Every parent has to acknowledge at some point, that “I did the best I could.”

No one is perfect, and the parent-child relationship is particularly vulnerable to conflict and disappointment. While family conflicts form the basis for so much theater, immigrant stories of this sort tend to wrap them in a gauzy nostalgia. The new musical “Goldstein,” now at the Actors Temple Theatre on West 47th Street, avoids that and approaches the relationships within a multi-generational Jewish family with refreshing honesty and sympathy.

Louis Goldstein (Zal Owen) has written a successful tell-all memoir about his family, but some members of the family insist that much of it is untrue. The show opens cleverly, with Louis addressing the audience as if it had come to a 92nd Street Y-style author presentation.

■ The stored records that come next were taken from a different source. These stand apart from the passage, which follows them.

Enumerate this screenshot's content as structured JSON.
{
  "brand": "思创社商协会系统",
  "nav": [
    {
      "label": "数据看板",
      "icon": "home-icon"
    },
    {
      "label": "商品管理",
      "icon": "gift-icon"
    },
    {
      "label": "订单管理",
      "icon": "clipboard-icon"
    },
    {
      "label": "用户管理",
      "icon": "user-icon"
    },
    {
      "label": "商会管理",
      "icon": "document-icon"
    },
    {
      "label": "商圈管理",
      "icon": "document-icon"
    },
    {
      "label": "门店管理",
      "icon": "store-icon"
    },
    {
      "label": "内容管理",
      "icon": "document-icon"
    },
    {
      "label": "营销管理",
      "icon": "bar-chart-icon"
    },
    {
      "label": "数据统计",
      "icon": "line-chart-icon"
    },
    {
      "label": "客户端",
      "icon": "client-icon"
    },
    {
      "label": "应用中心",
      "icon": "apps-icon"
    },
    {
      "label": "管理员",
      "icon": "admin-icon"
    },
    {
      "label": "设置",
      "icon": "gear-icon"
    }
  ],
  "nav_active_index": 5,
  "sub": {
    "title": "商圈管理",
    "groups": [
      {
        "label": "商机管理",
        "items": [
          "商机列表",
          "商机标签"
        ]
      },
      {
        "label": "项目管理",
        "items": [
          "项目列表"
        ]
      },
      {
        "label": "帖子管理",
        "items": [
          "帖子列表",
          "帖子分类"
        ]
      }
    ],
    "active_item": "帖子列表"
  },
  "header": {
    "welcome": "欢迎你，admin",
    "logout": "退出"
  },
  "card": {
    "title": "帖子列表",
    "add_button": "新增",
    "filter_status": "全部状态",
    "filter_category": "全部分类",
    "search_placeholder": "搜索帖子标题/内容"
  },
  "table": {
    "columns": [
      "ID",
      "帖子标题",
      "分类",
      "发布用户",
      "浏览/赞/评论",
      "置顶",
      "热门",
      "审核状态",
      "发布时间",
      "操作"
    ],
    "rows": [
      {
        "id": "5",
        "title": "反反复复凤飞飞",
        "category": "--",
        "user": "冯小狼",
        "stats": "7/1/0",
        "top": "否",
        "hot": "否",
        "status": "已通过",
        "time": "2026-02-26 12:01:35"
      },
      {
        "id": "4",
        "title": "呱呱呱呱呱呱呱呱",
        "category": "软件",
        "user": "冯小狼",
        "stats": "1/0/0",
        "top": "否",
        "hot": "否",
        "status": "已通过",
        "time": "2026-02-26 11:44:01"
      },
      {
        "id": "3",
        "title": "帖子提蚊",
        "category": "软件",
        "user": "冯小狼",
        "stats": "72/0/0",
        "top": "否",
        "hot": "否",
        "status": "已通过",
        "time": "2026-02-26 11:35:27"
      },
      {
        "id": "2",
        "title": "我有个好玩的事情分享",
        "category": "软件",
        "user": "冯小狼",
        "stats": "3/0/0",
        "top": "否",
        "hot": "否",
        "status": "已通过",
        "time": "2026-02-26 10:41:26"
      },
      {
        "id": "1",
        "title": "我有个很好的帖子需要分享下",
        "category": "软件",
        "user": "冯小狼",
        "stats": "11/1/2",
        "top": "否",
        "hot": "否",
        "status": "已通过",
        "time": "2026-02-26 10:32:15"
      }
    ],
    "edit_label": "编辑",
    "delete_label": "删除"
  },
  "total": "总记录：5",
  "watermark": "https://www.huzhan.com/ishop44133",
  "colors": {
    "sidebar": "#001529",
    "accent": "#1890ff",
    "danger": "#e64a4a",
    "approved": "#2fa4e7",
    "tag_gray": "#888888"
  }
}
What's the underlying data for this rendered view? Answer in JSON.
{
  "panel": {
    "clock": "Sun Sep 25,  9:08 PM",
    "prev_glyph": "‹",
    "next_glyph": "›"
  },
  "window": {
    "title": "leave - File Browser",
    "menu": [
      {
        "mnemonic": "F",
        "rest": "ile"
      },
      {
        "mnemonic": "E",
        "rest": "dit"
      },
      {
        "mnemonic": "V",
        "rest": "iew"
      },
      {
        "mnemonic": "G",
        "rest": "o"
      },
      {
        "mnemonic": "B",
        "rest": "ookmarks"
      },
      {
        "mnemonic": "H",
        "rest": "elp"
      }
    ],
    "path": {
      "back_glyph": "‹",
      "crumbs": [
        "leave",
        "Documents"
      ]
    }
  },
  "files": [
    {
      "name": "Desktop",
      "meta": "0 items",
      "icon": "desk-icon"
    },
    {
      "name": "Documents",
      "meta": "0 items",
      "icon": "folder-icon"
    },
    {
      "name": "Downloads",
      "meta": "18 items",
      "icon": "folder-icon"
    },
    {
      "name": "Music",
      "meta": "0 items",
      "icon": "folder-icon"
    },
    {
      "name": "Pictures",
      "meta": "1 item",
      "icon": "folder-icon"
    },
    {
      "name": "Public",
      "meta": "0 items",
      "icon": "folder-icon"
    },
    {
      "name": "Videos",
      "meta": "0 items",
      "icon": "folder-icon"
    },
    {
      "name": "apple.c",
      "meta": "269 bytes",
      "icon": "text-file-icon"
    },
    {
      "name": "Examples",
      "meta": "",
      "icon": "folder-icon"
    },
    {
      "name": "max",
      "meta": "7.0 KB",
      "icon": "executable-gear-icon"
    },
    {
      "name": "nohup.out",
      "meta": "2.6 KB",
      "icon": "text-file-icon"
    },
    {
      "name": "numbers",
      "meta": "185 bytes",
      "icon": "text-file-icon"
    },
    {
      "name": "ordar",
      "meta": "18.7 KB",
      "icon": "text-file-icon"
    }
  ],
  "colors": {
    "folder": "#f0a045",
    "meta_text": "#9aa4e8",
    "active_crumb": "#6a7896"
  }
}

After exclaiming how excited he is that the book is an Oprah’s pick, Louis quickly invokes his grandparents, Zelda (Amie Bermowitz) and Louie (Jim Stanek); his parents, Nathan (Aaron Galligan-Stierle) and Eleanor (Sarah Beth Pfeifer); his aunt, Sherri (Megan McGinnis), and his sister, Miriam (Julie Benko) in the song “They Are Here.”

As the 90-minute play progresses, we learn that Zelda fell in love with a man on the ship that brought her to America but ended up marrying Louie instead. Why that happened, why Louie changed his last name from Rudolph to Goldstein, and why Sherri remained unmarried are more family secrets that Louis reveals.

Megan McGinnis and Val Owen (Jeremy Daniel)

Unlike many immigrant family plays, “Goldstein” does not pretend that everything was warm and wonderful. The usual formula in such stories is the family had some obstacles, but it all worked out because they stuck together and loved each other so much. Here, the Goldsteins experience desertion, betrayal, and discrimination — and that’s just from each other. For the most part, the show’s book, by Charlie Schulman, which was inspired by his 1998 play “The Kitchen,” makes the play feel believable and real.

Though Zelda is a savvy businesswoman who runs the family’s dress shop, that doesn’t mean she thinks her daughter Sherri should go to medical school, even on a full scholarship. On the contrary, she thinks that Sherri should put her energies into finding a husband. Sherri is the saddest character in the play, consistently pushed aside for her less talented brother, yet she’s the one who is most insistent that Louis’s book is filled with falsehoods. That kind of family loyalty is not uncommon; Sherri is a gentle, dependent woman who never considers the possibility of just doing what she wants, regardless of what her parents want.

It’s the women in the family who make the sacrifices. Zelda abandons her dream of romantic love, Sherri sets aside her own ambition to further her brother’s, and Eleanor learns to deal with a critical and demanding mother-in-law — with the help of a bottle of pills. Still, family bonds provide strength as well as restriction. The duet between Nathan and Sherri, “Standing Beside You,” emphasizes the deep connection between the brother and sister, despite their parents’ favoritism. The funniest number is “Visiting Your Mother,” with Eleanor and Nathan making the trip out to New Jersey to see Zelda. One thing the show could have used more of is up-tempo, humorous songs. Michael Roberts’ lyrics usually are more interesting than his music.

“Goldstein” is a modest show that doesn’t try to be more than it is. It depends on a likable, talented cast and clear direction by Brad Rouse to keep the pace crisp. It isn’t a powerhouse, but in its own sweet way, it is an enjoyable theatrical experience.